Karena, tidak banyak orang yang berani nekad mengolok-olok orang lain ketika jumlah orang lain lebih banyak. Artinya, orang yang melakukan rasisme itu adalah pecundang, sehingga tidak mungkin berani melakukannya ketika dirinya tidak memiliki "back-up" kuat di belakangnya.
Maka karena itu, bagi korban rasisme, alangkah-baiknya tidak membalasnya dengan tindakan lain ataupun tindakan yang lebih parah. Tindakan rasisme memang merupakan tindakan yang kejam. Karena, tindakan tersebut menyangkut pada harkat-martabat manusia. Sehingga membalas tindakan rasisme juga tidak seratus persen salah, namun tetaplah harus diperhatikan konteks dan konsekuensinya.
Jika merujuk pada pengalaman pribadi penulis, penulis yang hampir "kekenyangan" sebagai korban rasisme sejak kecil, akan memilih jalur yang lebih elegan ketika harus menghadapi rasisme. Yaitu, menaikkan kualitas diri.
Tindakannya bisa berupa belajar lebih giat ataupun menunjukkan kapasitas ketika terjadi challenge atau ujian saat sekolah. Dari situlah, orang lain akan dapat melihat bahwa orang yang dianggap "berbeda" juga mempunyai kemampuan, apalagi jika kemampuan itu malah tidak dimiliki oleh pelaku rasisme.
Contoh paling mudah adalah kemampuan berbahasa "pribumi". Karena sudah berada di Jawa sejak kecil, maka kemampuan penulis dalam berbahasa Jawa pun tidak perlu diragukan. Termasuk ketika harus berbahasa Jawa halus (krama inggil).Â
Begitu pula dengan kemampuan membaca dan menulis aksara Jawa (hanacaraka). Di sinilah letak pembalasan yang harus dilakukan korban rasisme, yaitu berani survive dengan menunjukkan kualitas diri tanpa harus menyakiti balik orang lain yang kebetulan menjadi pelaku rasisme.

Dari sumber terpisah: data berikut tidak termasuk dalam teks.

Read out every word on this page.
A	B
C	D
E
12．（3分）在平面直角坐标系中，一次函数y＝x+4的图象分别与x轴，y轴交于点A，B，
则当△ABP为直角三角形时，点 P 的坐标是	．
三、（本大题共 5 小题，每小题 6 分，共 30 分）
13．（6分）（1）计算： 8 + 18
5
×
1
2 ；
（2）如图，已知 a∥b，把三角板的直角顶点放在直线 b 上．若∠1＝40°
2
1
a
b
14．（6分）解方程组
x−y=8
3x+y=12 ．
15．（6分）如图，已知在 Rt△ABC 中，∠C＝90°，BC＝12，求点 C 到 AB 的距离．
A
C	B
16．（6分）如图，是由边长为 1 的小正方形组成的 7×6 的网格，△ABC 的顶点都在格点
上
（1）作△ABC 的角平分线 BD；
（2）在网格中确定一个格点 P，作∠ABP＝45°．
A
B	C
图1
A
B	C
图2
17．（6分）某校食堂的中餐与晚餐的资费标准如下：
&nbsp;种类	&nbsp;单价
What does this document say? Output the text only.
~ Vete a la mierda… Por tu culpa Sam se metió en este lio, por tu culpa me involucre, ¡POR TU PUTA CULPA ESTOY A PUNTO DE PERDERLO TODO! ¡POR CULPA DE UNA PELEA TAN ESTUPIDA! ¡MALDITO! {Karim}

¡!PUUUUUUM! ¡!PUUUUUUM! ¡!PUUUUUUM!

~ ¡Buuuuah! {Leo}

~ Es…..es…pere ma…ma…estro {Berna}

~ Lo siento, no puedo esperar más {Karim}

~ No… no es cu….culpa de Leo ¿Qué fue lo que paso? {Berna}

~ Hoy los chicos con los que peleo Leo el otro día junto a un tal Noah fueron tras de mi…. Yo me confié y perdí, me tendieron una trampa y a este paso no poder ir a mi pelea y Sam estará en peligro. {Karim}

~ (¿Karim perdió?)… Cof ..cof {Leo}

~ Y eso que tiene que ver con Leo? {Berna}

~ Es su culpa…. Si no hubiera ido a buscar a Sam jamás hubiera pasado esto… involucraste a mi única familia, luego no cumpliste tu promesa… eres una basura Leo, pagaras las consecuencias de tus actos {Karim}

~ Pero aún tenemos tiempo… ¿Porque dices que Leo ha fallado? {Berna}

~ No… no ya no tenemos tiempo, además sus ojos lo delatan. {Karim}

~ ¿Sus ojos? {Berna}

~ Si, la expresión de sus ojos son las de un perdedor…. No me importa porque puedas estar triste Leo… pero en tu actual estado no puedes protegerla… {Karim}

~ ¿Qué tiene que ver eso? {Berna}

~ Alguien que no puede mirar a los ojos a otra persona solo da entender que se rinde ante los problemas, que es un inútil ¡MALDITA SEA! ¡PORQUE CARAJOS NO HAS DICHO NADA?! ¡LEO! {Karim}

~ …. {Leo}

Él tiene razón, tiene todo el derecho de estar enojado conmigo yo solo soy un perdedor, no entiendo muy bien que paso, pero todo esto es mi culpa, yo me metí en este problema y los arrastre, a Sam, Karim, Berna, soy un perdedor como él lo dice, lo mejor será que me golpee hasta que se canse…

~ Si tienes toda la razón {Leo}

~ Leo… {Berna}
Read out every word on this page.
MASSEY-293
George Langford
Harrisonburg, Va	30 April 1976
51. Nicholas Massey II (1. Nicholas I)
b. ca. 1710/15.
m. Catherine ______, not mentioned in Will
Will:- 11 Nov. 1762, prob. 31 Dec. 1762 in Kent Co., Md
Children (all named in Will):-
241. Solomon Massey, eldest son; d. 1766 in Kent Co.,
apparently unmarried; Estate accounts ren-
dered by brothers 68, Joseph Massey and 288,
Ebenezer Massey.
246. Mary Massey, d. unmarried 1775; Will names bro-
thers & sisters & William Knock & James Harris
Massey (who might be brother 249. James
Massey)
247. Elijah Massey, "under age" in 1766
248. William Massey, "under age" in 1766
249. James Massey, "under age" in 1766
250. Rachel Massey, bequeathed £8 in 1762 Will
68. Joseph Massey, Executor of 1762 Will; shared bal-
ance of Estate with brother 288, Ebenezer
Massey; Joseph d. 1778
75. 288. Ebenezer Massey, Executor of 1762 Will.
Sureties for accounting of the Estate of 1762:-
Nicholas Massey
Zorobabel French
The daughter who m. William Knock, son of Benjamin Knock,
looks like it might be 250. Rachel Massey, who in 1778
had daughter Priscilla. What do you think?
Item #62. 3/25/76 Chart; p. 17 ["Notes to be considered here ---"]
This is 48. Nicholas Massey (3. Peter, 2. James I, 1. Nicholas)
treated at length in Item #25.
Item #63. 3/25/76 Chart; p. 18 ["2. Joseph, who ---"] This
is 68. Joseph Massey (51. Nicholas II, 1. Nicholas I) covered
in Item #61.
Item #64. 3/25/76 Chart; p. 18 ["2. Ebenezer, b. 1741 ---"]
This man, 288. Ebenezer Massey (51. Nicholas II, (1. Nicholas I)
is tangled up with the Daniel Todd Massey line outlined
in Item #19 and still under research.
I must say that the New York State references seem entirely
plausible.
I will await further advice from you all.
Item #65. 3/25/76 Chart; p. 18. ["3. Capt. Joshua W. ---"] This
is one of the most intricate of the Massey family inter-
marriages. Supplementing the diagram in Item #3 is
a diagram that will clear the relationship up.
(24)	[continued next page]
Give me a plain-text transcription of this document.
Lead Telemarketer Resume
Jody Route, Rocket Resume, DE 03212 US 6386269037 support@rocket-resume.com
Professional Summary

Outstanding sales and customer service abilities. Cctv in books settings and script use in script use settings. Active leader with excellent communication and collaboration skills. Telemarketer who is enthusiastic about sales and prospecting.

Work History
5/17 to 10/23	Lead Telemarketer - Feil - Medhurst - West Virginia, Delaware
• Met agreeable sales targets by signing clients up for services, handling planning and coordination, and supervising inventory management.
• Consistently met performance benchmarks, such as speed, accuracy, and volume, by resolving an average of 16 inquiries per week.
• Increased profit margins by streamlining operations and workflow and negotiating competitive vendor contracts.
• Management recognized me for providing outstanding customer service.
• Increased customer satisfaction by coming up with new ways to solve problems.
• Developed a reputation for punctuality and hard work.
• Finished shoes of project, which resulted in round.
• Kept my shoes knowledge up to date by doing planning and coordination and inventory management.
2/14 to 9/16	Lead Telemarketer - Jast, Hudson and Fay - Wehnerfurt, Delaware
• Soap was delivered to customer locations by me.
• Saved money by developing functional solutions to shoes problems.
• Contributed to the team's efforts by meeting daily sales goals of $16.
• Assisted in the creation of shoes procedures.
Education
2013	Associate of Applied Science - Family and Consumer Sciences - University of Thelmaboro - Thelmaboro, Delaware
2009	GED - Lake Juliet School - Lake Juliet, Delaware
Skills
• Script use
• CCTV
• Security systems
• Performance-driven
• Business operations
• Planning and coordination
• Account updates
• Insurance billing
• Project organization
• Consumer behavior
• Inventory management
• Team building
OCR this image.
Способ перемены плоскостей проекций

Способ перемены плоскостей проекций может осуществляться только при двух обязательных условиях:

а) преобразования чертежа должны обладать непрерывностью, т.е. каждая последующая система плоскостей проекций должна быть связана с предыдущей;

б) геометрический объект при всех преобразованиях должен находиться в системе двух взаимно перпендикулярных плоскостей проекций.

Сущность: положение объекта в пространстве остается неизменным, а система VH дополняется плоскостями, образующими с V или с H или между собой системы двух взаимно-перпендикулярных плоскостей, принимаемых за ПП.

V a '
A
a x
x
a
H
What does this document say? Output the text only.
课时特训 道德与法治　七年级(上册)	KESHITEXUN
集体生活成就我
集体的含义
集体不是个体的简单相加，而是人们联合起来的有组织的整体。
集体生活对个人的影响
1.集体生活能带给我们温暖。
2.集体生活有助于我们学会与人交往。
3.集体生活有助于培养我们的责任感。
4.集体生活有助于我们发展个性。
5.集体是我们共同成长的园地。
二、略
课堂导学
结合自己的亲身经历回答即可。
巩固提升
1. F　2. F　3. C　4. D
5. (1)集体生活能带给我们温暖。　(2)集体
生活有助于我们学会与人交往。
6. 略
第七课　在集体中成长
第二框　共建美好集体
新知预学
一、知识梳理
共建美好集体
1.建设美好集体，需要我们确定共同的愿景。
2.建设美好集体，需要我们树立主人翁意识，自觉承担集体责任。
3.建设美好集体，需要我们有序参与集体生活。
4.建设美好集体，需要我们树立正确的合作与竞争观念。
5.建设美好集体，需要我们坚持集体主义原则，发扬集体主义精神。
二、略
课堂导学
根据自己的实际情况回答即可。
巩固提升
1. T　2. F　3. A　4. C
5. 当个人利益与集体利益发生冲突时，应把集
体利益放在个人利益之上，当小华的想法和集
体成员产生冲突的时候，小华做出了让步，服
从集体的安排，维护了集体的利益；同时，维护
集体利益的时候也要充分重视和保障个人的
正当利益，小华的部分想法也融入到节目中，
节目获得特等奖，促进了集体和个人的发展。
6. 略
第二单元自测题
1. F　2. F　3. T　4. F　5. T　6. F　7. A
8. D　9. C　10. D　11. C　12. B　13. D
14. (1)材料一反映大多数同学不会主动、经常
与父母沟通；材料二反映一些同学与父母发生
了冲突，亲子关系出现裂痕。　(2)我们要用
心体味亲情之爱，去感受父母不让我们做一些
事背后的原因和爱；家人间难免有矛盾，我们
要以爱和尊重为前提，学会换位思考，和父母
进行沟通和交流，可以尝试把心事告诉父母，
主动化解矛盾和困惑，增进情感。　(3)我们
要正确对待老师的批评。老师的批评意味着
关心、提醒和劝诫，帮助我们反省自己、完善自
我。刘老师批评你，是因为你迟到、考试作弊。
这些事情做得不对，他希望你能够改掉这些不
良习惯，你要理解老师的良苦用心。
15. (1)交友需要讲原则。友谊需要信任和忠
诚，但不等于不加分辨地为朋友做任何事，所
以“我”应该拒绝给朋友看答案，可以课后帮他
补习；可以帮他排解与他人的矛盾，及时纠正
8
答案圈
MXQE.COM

Cara seperti ini tergolong lebih ampuh (untuk membalas) dibandingkan melakukan kekerasan apalagi jika sampai menimbulkan korban jiwa. Rasa sakit dari rasisme memang besar, bahkan bisa membekas dan menjadi trauma seumur hidup. Namun, ketika kita dapat menaikkan standar kemampuan kita, maka nilai keberadaan kita akan menjadi sama penting seperti orang lain.
Karena, ketika kita mampu melakukan apa yang bisa dilakukan oleh "pribumi" akan membuat kita "setara" dengan mereka. Bahkan, bisa jadi akan lebih baik dibandingkan mereka yang memiliki identitas sebagai orang asli daerah tersebut.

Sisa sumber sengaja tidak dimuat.